Mécontent des récents choix du gouvernement en matière informatique, Jean-Jacques SERVAN-SCHREIBER vient d'annoncer sa décision de l'organisme qu'il présidait.

Coup de tonnerre dans le ciel informatico-politique. L'ex-directeur de l'Express/président du Parti radical/député de Nancy/ministre des Réformes), après avoir trois ans de suite instillé aux sphères politiciennes le virus micro processorien va devoir une nouvelle fois élargir le format de sa carte de visite. Le voilà « ex-président du Centre mondial informatique », depuis hier au soir.

L'ancien pilote de chasse de la deuxième Guerre mondiale vient en effet de larguer à François Mitterrand, une démission qui se veut une petite bombe. « Je me suis permis de vous informer le 31 décembre dernier par lettre personnelle, de mon intention de ne pas demander le renouvellement de mon mandat à la tête du C.M.I. [...] Mes appréhensions d'alors sur les choix gouvernementaux dans le domaine délicat et crucial, de l'informatique sociale n'ont fait que s'aggraver. En particulier, à l'occasion du projet de Réseau d'ateliers populaires ». Voilà de ces formules carrées qu'on aura soin d'apprécier à Matignon. Mais Laurent Fabius en annonçant le 25 janvier dernier son plan Informatique pour tous ne s'attendait certainement pas à recevoir les remerciements schreiberiens.

« Fabius ne l'a même pas invité, quand il a annoncé son plan, commente t-on, acerbe, au Centre Mondial. Il est vrai qu'il a peur que JJSS lui fasse de l'ombre » (sic). Mais après tout, le mouvement brownien des particules cérébrales de l'auteur du Défi Mondial fait en général assez d'étincelles pour qu'un Premier ministre lui emprunte du feu.
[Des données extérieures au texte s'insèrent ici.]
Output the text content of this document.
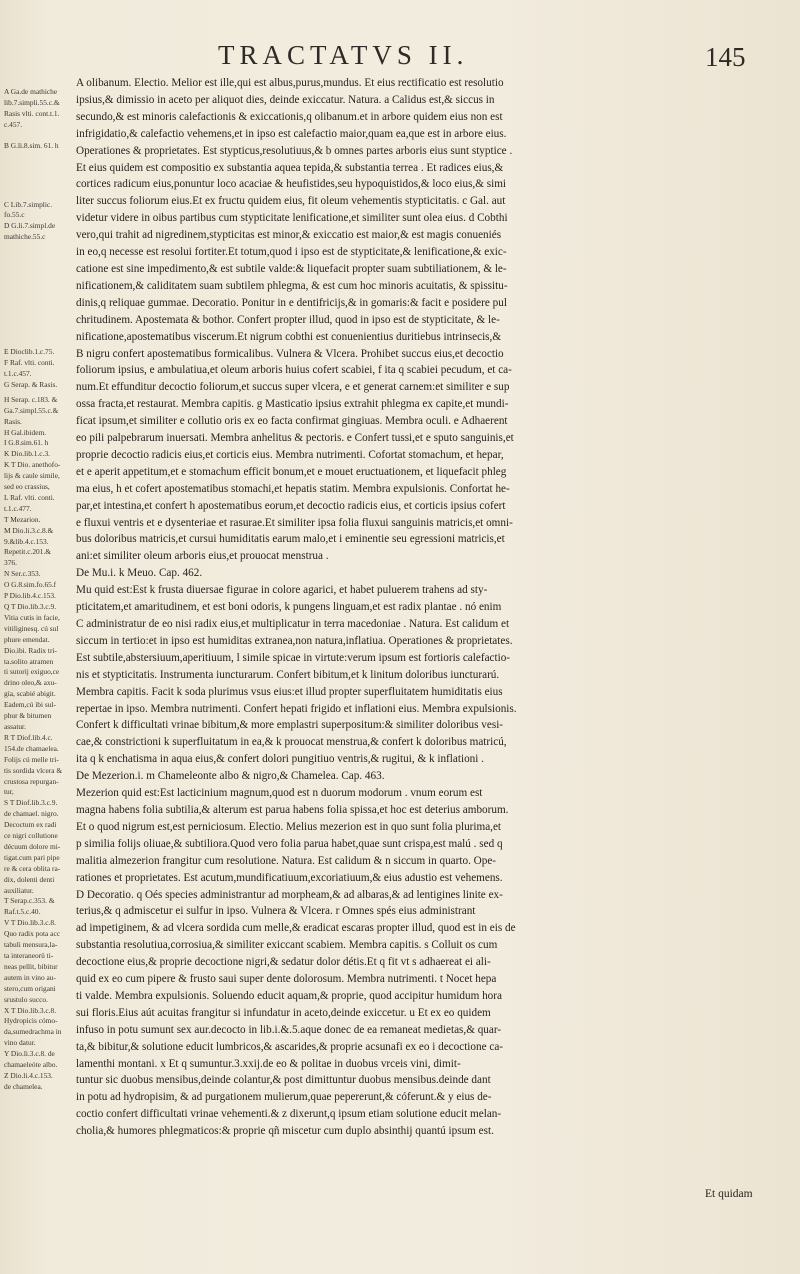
TRACTATVS II.	145
A Ga.de mathiche
lib.7.simpli.55.c.&
Rasis vlti. cont.t.1.
c.457.
B G.li.8.sim. 61. h
C Lib.7.simplic.
fo.55.c
D G.li.7.simpl.de
mathiche.55.c
E Dioclib.1.c.75.
F Raf. vlti. conti.
t.1.c.457.
G Serap. & Rasis.
H Serap. c.183. &
Ga.7.simpl.55.c.&
Rasis.
H Gal.ibidem.
I G.8.sim.61. h
K Dio.lib.1.c.3.
K T Dio. anethofo-
lijs & caule simile,
sed eo crassius,
L Raf. vlti. conti.
t.1.c.477.
T Mezarion.
M Dio.li.3.c.8.&
9.&lib.4.c.153.
Repetit.c.201.&
376.
N Ser.c.353.
O G.8.sim.fo.65.f
P Dio.lib.4.c.153.
Q T Dio.lib.3.c.9.
Vitia cutis in facie,
vitiliginesq. cú sul
phure emendat.
Dio.ibi. Radix tri-
ta.solito atramen
ti sutorij exiguo,ce
drino oleo,& axu-
gia, scabié abigit.
Eadem,cú ibi sul-
phur & bitumen
assatur.
R T Diof.lib.4.c.
154.de chamaelea.
Folijs cú melle tri-
tis sordida vlcera &
crustosa repurgan-
tur,
S T Diof.lib.3.c.9.
de chamael. nigro.
Decoctum ex radi
ce nigri collutione
décuum dolore mi-
tigat.cum pari pipe
re & cera oblita ra-
dix, dolenti denti
auxiliatur.
T Serap.c.353. &
Raf.t.5.c.40.
V T Dio.lib.3.c.8.
Quo radix pota acc
tabuli mensura,la-
ta interaneorü ti-
neas pellit, bibitur
autem in vino au-
stero,cum origani
srustulo succo.
X T Dio.lib.3.c.8.
Hydropicis cómo-
da,sumedrachma in
vino datur.
Y Dio.li.3.c.8. de
chamaeleóte albo.
Z Dio.li.4.c.153.
de chamelea.
A olibanum. Electio. Melior est ille,qui est albus,purus,mundus. Et eius rectificatio est resolutio
ipsius,& dimissio in aceto per aliquot dies, deinde exiccatur. Natura. a Calidus est,& siccus in
secundo,& est minoris calefactionis & exiccationis,q olibanum.et in arbore quidem eius non est
infrigidatio,& calefactio vehemens,et in ipso est calefactio maior,quam ea,que est in arbore eius.
Operationes & proprietates. Est stypticus,resolutiuus,& b omnes partes arboris eius sunt styptice .
Et eius quidem est compositio ex substantia aquea tepida,& substantia terrea . Et radices eius,&
cortices radicum eius,ponuntur loco acaciae & heufistides,seu hypoquistidos,& loco eius,& simi
liter succus foliorum eius.Et ex fructu quidem eius, fit oleum vehementis stypticitatis. c Gal. aut
videtur videre in oibus partibus cum stypticitate lenificatione,et similiter sunt olea eius. d Cobthi
vero,qui trahit ad nigredinem,stypticitas est minor,& exiccatio est maior,& est magis conueniés
in eo,q necesse est resolui fortiter.Et totum,quod i ipso est de stypticitate,& lenificatione,& exic-
catione est sine impedimento,& est subtile valde:& liquefacit propter suam subtiliationem, & le-
nificationem,& caliditatem suam subtilem phlegma, & est cum hoc minoris acuitatis, & spissitu-
dinis,q reliquae gummae. Decoratio. Ponitur in e dentifricijs,& in gomaris:& facit e posidere pul
chritudinem. Apostemata & bothor. Confert propter illud, quod in ipso est de stypticitate, & le-
nificatione,apostematibus viscerum.Et nigrum cobthi est conuenientius duritiebus intrinsecis,&
B nigru confert apostematibus formicalibus. Vulnera & Vlcera. Prohibet succus eius,et decoctio
foliorum ipsius, e ambulatiua,et oleum arboris huius cofert scabiei, f ita q scabiei pecudum, et ca-
num.Et effunditur decoctio foliorum,et succus super vlcera, e et generat carnem:et similiter e sup
ossa fracta,et restaurat. Membra capitis. g Masticatio ipsius extrahit phlegma ex capite,et mundi-
ficat ipsum,et similiter e collutio oris ex eo facta confirmat gingiuas. Membra oculi. e Adhaerent
eo pili palpebrarum inuersati. Membra anhelitus & pectoris. e Confert tussi,et e sputo sanguinis,et
proprie decoctio radicis eius,et corticis eius. Membra nutrimenti. Cofortat stomachum, et hepar,
et e aperit appetitum,et e stomachum efficit bonum,et e mouet eructuationem, et liquefacit phleg
ma eius, h et cofert apostematibus stomachi,et hepatis statim. Membra expulsionis. Confortat he-
par,et intestina,et confert h apostematibus eorum,et decoctio radicis eius, et corticis ipsius cofert
e fluxui ventris et e dysenteriae et rasurae.Et similiter ipsa folia fluxui sanguinis matricis,et omni-
bus doloribus matricis,et cursui humiditatis earum malo,et i eminentie seu egressioni matricis,et
ani:et similiter oleum arboris eius,et prouocat menstrua .
De Mu.i. k Meuo. Cap. 462.
Mu quid est:Est k frusta diuersae figurae in colore agarici, et habet puluerem trahens ad sty-
pticitatem,et amaritudinem, et est boni odoris, k pungens linguam,et est radix plantae . nó enim
C administratur de eo nisi radix eius,et multiplicatur in terra macedoniae . Natura. Est calidum et
siccum in tertio:et in ipso est humiditas extranea,non natura,inflatiua. Operationes & proprietates.
Est subtile,abstersiuum,aperitiuum, l simile spicae in virtute:verum ipsum est fortioris calefactio-
nis et stypticitatis. Instrumenta iuncturarum. Confert bibitum,et k linitum doloribus iuncturarú.
Membra capitis. Facit k soda plurimus vsus eius:et illud propter superfluitatem humiditatis eius
repertae in ipso. Membra nutrimenti. Confert hepati frigido et inflationi eius. Membra expulsionis.
Confert k difficultati vrinae bibitum,& more emplastri superpositum:& similiter doloribus vesi-
cae,& constrictioni k superfluitatum in ea,& k prouocat menstrua,& confert k doloribus matricú,
ita q k enchatisma in aqua eius,& confert dolori pungitiuo ventris,& rugitui, & k inflationi .
De Mezerion.i. m Chameleonte albo & nigro,& Chamelea. Cap. 463.
Mezerion quid est:Est lacticinium magnum,quod est n duorum modorum . vnum eorum est
magna habens folia subtilia,& alterum est parua habens folia spissa,et hoc est deterius amborum.
Et o quod nigrum est,est perniciosum. Electio. Melius mezerion est in quo sunt folia plurima,et
p similia folijs oliuae,& subtiliora.Quod vero folia parua habet,quae sunt crispa,est malú . sed q
malitia almezerion frangitur cum resolutione. Natura. Est calidum & n siccum in quarto. Ope-
rationes et proprietates. Est acutum,mundificatiuum,excoriatiuum,& eius adustio est vehemens.
D Decoratio. q Oés species administrantur ad morpheam,& ad albaras,& ad lentigines linite ex-
terius,& q admiscetur ei sulfur in ipso. Vulnera & Vlcera. r Omnes spés eius administrant
ad impetiginem, & ad vlcera sordida cum melle,& eradicat escaras propter illud, quod est in eis de
substantia resolutiua,corrosiua,& similiter exiccant scabiem. Membra capitis. s Colluit os cum
decoctione eius,& proprie decoctione nigri,& sedatur dolor détis.Et q fit vt s adhaereat ei ali-
quid ex eo cum pipere & frusto saui super dente dolorosum. Membra nutrimenti. t Nocet hepa
ti valde. Membra expulsionis. Soluendo educit aquam,& proprie, quod accipitur humidum hora
sui floris.Eius aút acuitas frangitur si infundatur in aceto,deinde exiccetur. u Et ex eo quidem
infuso in potu sumunt sex aur.decocto in lib.i.&.5.aque donec de ea remaneat medietas,& quar-
ta,& bibitur,& solutione educit lumbricos,& ascarides,& proprie acsunafi ex eo i decoctione ca-
lamenthi montani. x Et q sumuntur.3.xxij.de eo & politae in duobus vrceis vini, dimit-
tuntur sic duobus mensibus,deinde colantur,& post dimittuntur duobus mensibus.deinde dant
in potu ad hydropisim, & ad purgationem mulierum,quae pepererunt,& cóferunt.& y eius de-
coctio confert difficultati vrinae vehementi.& z dixerunt,q ipsum etiam solutione educit melan-
cholia,& humores phlegmaticos:& proprie qñ miscetur cum duplo absinthij quantú ipsum est.
Et quidam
Ce qu'il n'a en revanche pas apprécié, c'est la mesquinerie du plagiaire. Car JJSS envisageait l'achat de 250 000 micro-ordinateurs Macintosh (Apple) pour 25 000 ateliers informatiques, quand Fabius n'en a accordé que 100 000, et de surcroît, français. Thomson et Bull auront apprécié le cadeau matignonesque. Le Centre Mondial, lui, fulmine : « On ne forme pas quelqu'un avec un TO.7. Apprendre le basic aux enfants est aussi utile que leur faire étudier le vieux français ». Reste le problème de coût : le projet schreiberien coûtait deux fois et demi plus cher que le plan fabiusien.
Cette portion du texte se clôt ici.